Filip Sondej comments on Current AIs Provide Nearly No Data Relevant to AGI Alignment

Filip Sondej 17 Jan 2024 15:31 UTC
7 points
0

the natural language bottleneck is itself a temporary stage in the evolution of AI capabilities. It is unlikely to be an optimal mind design; already many people are working on architectures that don’t have a natural language bottleneck

This one looks fatal. (I think the rest of the reasons could be dealt with somehow.)

What existing alternative architectures do you have in mind? I guess mamba would be one?

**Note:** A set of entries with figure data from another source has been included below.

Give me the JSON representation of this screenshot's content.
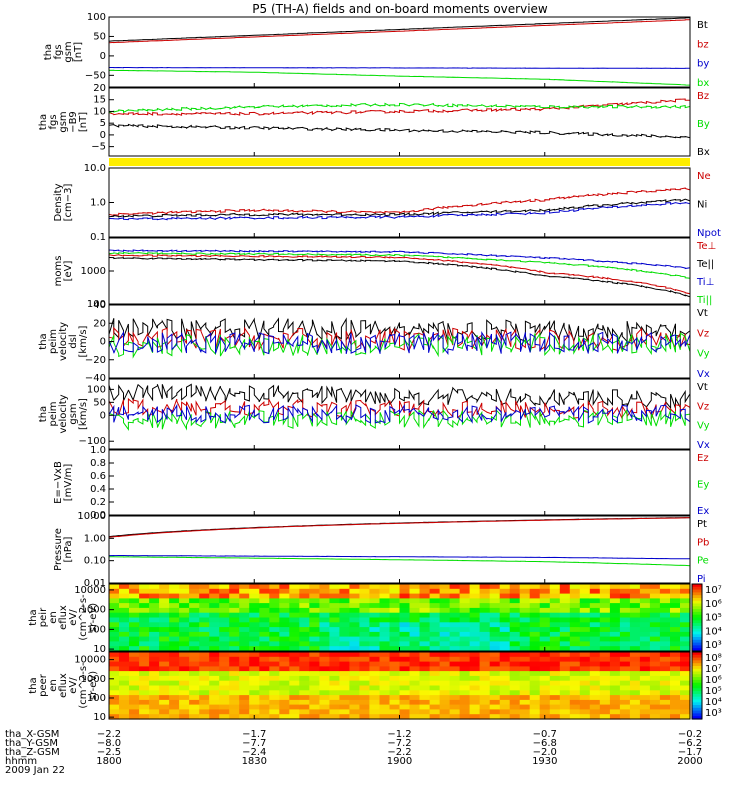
{
  "title": "P5 (TH-A) fields and on-board moments overview",
  "colors": {
    "black": "#000000",
    "red": "#cc0000",
    "green": "#00dd00",
    "blue": "#0000cc",
    "yellow": "#ffee00"
  },
  "chart_data": [
    {
      "type": "line",
      "ylabel_lines": [
        "tha",
        "fgs",
        "gsm",
        "[nT]"
      ],
      "ylim": [
        -80,
        100
      ],
      "yticks": [
        "100",
        "50",
        "0",
        "−50"
      ],
      "ytick_values": [
        100,
        50,
        0,
        -50
      ],
      "series": [
        {
          "name": "Bt",
          "color": "#000000",
          "x": [
            1800,
            2000
          ],
          "values": [
            38,
            98
          ]
        },
        {
          "name": "bz",
          "color": "#cc0000",
          "x": [
            1800,
            2000
          ],
          "values": [
            34,
            93
          ]
        },
        {
          "name": "by",
          "color": "#0000cc",
          "x": [
            1800,
            2000
          ],
          "values": [
            -30,
            -32
          ]
        },
        {
          "name": "bx",
          "color": "#00dd00",
          "x": [
            1800,
            1830,
            1900,
            1930,
            2000
          ],
          "values": [
            -37,
            -42,
            -52,
            -60,
            -75
          ]
        }
      ]
    },
    {
      "type": "line",
      "ylabel_lines": [
        "tha",
        "fgs",
        "gsm",
        "−B9",
        "[nT]"
      ],
      "ylim": [
        -9,
        20
      ],
      "yticks": [
        "20",
        "15",
        "10",
        "5",
        "0",
        "−5"
      ],
      "ytick_values": [
        20,
        15,
        10,
        5,
        0,
        -5
      ],
      "series": [
        {
          "name": "Bz",
          "color": "#cc0000",
          "x": [
            1800,
            1830,
            1900,
            1930,
            2000
          ],
          "values": [
            9,
            9,
            10,
            11,
            15
          ]
        },
        {
          "name": "By",
          "color": "#00dd00",
          "x": [
            1800,
            1830,
            1900,
            1930,
            2000
          ],
          "values": [
            10,
            12,
            13,
            12,
            12
          ]
        },
        {
          "name": "Bx",
          "color": "#000000",
          "x": [
            1800,
            1830,
            1900,
            1930,
            2000
          ],
          "values": [
            4,
            3,
            2,
            1,
            -1
          ]
        }
      ]
    },
    {
      "type": "line",
      "ylabel_lines": [
        "Density",
        "[cm−3]"
      ],
      "ylim": [
        0.1,
        10
      ],
      "log": true,
      "yticks": [
        "10.0",
        "1.0",
        "0.1"
      ],
      "ytick_values": [
        10,
        1,
        0.1
      ],
      "series": [
        {
          "name": "Ne",
          "color": "#cc0000",
          "x": [
            1800,
            1830,
            1900,
            1930,
            2000
          ],
          "values": [
            0.45,
            0.6,
            0.5,
            1.2,
            2.5
          ]
        },
        {
          "name": "Ni",
          "color": "#000000",
          "x": [
            1800,
            1830,
            1900,
            1930,
            2000
          ],
          "values": [
            0.4,
            0.45,
            0.45,
            0.6,
            1.2
          ]
        },
        {
          "name": "Npot",
          "color": "#0000cc",
          "x": [
            1800,
            1830,
            1900,
            1930,
            2000
          ],
          "values": [
            0.33,
            0.36,
            0.38,
            0.5,
            1.0
          ]
        }
      ]
    },
    {
      "type": "line",
      "ylabel_lines": [
        "moms",
        "[eV]"
      ],
      "ylim": [
        100,
        10000
      ],
      "log": true,
      "yticks": [
        "1000",
        "100"
      ],
      "ytick_values": [
        1000,
        100
      ],
      "series": [
        {
          "name": "Te⊥",
          "color": "#cc0000",
          "x": [
            1800,
            1830,
            1900,
            1930,
            2000
          ],
          "values": [
            3000,
            2800,
            2600,
            900,
            200
          ]
        },
        {
          "name": "Te||",
          "color": "#000000",
          "x": [
            1800,
            1830,
            1900,
            1930,
            2000
          ],
          "values": [
            2500,
            2200,
            2000,
            700,
            170
          ]
        },
        {
          "name": "Ti⊥",
          "color": "#0000cc",
          "x": [
            1800,
            1830,
            1900,
            1930,
            2000
          ],
          "values": [
            4200,
            4000,
            3800,
            2500,
            1200
          ]
        },
        {
          "name": "Ti||",
          "color": "#00dd00",
          "x": [
            1800,
            1830,
            1900,
            1930,
            2000
          ],
          "values": [
            3500,
            3300,
            3000,
            1800,
            600
          ]
        }
      ]
    },
    {
      "type": "line",
      "ylabel_lines": [
        "tha",
        "peim",
        "velocity",
        "dsl",
        "[km/s]"
      ],
      "ylim": [
        -40,
        40
      ],
      "yticks": [
        "40",
        "20",
        "0",
        "−20",
        "−40"
      ],
      "ytick_values": [
        40,
        20,
        0,
        -20,
        -40
      ],
      "series": [
        {
          "name": "Vt",
          "color": "#000000",
          "x": [
            1800,
            2000
          ],
          "values": [
            15,
            10
          ]
        },
        {
          "name": "Vz",
          "color": "#cc0000",
          "x": [
            1800,
            2000
          ],
          "values": [
            3,
            2
          ]
        },
        {
          "name": "Vy",
          "color": "#00dd00",
          "x": [
            1800,
            2000
          ],
          "values": [
            -5,
            -2
          ]
        },
        {
          "name": "Vx",
          "color": "#0000cc",
          "x": [
            1800,
            2000
          ],
          "values": [
            -2,
            -1
          ]
        }
      ]
    },
    {
      "type": "line",
      "ylabel_lines": [
        "tha",
        "peim",
        "velocity",
        "gsm",
        "[km/s]"
      ],
      "ylim": [
        -130,
        140
      ],
      "yticks": [
        "100",
        "50",
        "0",
        "−100"
      ],
      "ytick_values": [
        100,
        50,
        0,
        -100
      ],
      "series": [
        {
          "name": "Vt",
          "color": "#000000",
          "x": [
            1800,
            2000
          ],
          "values": [
            90,
            60
          ]
        },
        {
          "name": "Vz",
          "color": "#cc0000",
          "x": [
            1800,
            2000
          ],
          "values": [
            30,
            20
          ]
        },
        {
          "name": "Vy",
          "color": "#00dd00",
          "x": [
            1800,
            2000
          ],
          "values": [
            -20,
            -10
          ]
        },
        {
          "name": "Vx",
          "color": "#0000cc",
          "x": [
            1800,
            2000
          ],
          "values": [
            5,
            5
          ]
        }
      ]
    },
    {
      "type": "line",
      "ylabel_lines": [
        "E=−VxB",
        "[mV/m]"
      ],
      "ylim": [
        0,
        1
      ],
      "yticks": [
        "1.0",
        "0.8",
        "0.6",
        "0.4",
        "0.2",
        "0.0"
      ],
      "ytick_values": [
        1,
        0.8,
        0.6,
        0.4,
        0.2,
        0
      ],
      "series": [
        {
          "name": "Ez",
          "color": "#cc0000",
          "x": [],
          "values": []
        },
        {
          "name": "Ey",
          "color": "#00dd00",
          "x": [],
          "values": []
        },
        {
          "name": "Ex",
          "color": "#0000cc",
          "x": [],
          "values": []
        }
      ]
    },
    {
      "type": "line",
      "ylabel_lines": [
        "Pressure",
        "[nPa]"
      ],
      "ylim": [
        0.01,
        10
      ],
      "log": true,
      "yticks": [
        "10.00",
        "1.00",
        "0.10",
        "0.01"
      ],
      "ytick_values": [
        10,
        1,
        0.1,
        0.01
      ],
      "series": [
        {
          "name": "Pt",
          "color": "#000000",
          "x": [
            1800,
            2000
          ],
          "values": [
            1.2,
            8.5
          ]
        },
        {
          "name": "Pb",
          "color": "#cc0000",
          "x": [
            1800,
            2000
          ],
          "values": [
            1.1,
            8.3
          ]
        },
        {
          "name": "Pe",
          "color": "#00dd00",
          "x": [
            1800,
            1830,
            1900,
            1930,
            2000
          ],
          "values": [
            0.15,
            0.13,
            0.11,
            0.09,
            0.06
          ]
        },
        {
          "name": "Pi",
          "color": "#0000cc",
          "x": [
            1800,
            1830,
            1900,
            1930,
            2000
          ],
          "values": [
            0.17,
            0.16,
            0.15,
            0.14,
            0.12
          ]
        }
      ]
    },
    {
      "type": "heatmap",
      "ylabel_lines": [
        "tha",
        "peir",
        "en",
        "eflux",
        "eV/",
        "(cm^2-s-",
        "sr-eV)"
      ],
      "ylim": [
        8,
        20000
      ],
      "log": true,
      "yticks": [
        "10000",
        "1000",
        "100",
        "10"
      ],
      "ytick_values": [
        10000,
        1000,
        100,
        10
      ],
      "colorbar_ticks": [
        "10⁷",
        "10⁶",
        "10⁵",
        "10⁴",
        "10³"
      ]
    },
    {
      "type": "heatmap",
      "ylabel_lines": [
        "tha",
        "peer",
        "en",
        "eflux",
        "eV/",
        "(cm^2-s-",
        "sr-eV)"
      ],
      "ylim": [
        8,
        25000
      ],
      "log": true,
      "yticks": [
        "10000",
        "1000",
        "100",
        "10"
      ],
      "ytick_values": [
        10000,
        1000,
        100,
        10
      ],
      "colorbar_ticks": [
        "10⁸",
        "10⁷",
        "10⁶",
        "10⁵",
        "10⁴",
        "10³"
      ]
    }
  ],
  "xaxis": {
    "range": [
      1800,
      2000
    ],
    "tick_values": [
      1800,
      1830,
      1900,
      1930,
      2000
    ],
    "rows": [
      {
        "label": "tha_X-GSM",
        "values": [
          "−2.2",
          "−1.7",
          "−1.2",
          "−0.7",
          "−0.2"
        ]
      },
      {
        "label": "tha_Y-GSM",
        "values": [
          "−8.0",
          "−7.7",
          "−7.2",
          "−6.8",
          "−6.2"
        ]
      },
      {
        "label": "tha_Z-GSM",
        "values": [
          "−2.5",
          "−2.4",
          "−2.2",
          "−2.0",
          "−1.7"
        ]
      },
      {
        "label": "hhmm",
        "values": [
          "1800",
          "1830",
          "1900",
          "1930",
          "2000"
        ]
      }
    ],
    "date": "2009 Jan 22"
  }
}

Do you think it’s realistic to regulate this? F.e. requiring that above certain size, models can’t have recurrence that uses a hidden state, but recurrence that uses natural language (or images) is fine. (Or maybe some softer version of this, if alignment tax proves too high.)
- Daniel Kokotajlo 17 Jan 2024 18:08 UTC
  7 points
  0
  Parent
  I think it would be realistic to regulate this if the science of faithful CoT was better developed. If there were lots of impressive papers to cite about CoT faithfulness for example, and lots of whitepapers arguing for the importance of faithfulness to alignment and safety.
  
  As it is, it seems unlikely to be politically viable… but maybe it’s still worth a shot?
  - Filip Sondej 17 Jan 2024 19:51 UTC
    7 points
    0
    Parent
    Yeah, true. But it’s also easier to do early, when no one is that invested in the hidden-recurrence architectures, and so there’s less resistance, it doesn’t break anyone’s plans.
    
    Maybe a strong experiment would be to compare mamba-3b and some SOTA 3b transformer, trained similarly, on several tasks where we can evaluate CoT faithfulness. (Although maybe at 3b capability level we won’t see clear differences yet.) The hard part would be finding the right tasks.
    - Daniel Kokotajlo 17 Jan 2024 21:55 UTC
      7 points
      0
      Parent
      Agreed. I was working on this for six months and I’ve been trying to get more people to work on it.
      
      We don’t have a way of measuring CoT faithfulness as far as I know, in general—but you emphasize “tasks where we can evaluate...” that seems intriguing to me, you are saying it may be feasible today for some tasks at least. What tasks do you have in mind?
      - Filip Sondej 18 Jan 2024 12:25 UTC
        5 points
        0
        Parent
        Unfortunately I didn’t have any particular tasks in mind when I wrote it. I was vaguely thinking about settings as in:
        
        https://arxiv.org/pdf/2305.04388.pdf
        https://arxiv.org/pdf/2307.13702.pdf
        
        Now that I though about it, for this particular transformers vs mamba experiment, I’d go with something even simpler. I want a task that is very easy sequentially, but hard to answer immediately. So for example a task like:
        
        x = 5 x += 2 x *= 3 x **= 2 x -= 3 ...
        
        and then have a CoT:
        
        after x = 5 5 after x += 2 7 ...
        
        And then we intervene on CoT to introduce some error in one operation, but still ask of the model to give the correct answer at the end. (Despite all steps after the error being irrelevant.) We can go even further and train the models to give the correct answer after inadequate CoT. And have a curriculum where at first it only needs to do one hidden operation, later two, and so on.
        
        (It’s an unrealistic setting, but the point is rather to check if the model is able at all to learn hidden sequential reasoning.)
        
        Now, my hypothesis is that transformers will have some limited sequence length for which they can do it (probably smaller than their number of layers), but mamba won’t have a limit.
        
        I was working on this for six months
        
        Can you say what you tried in these six months and how did it go?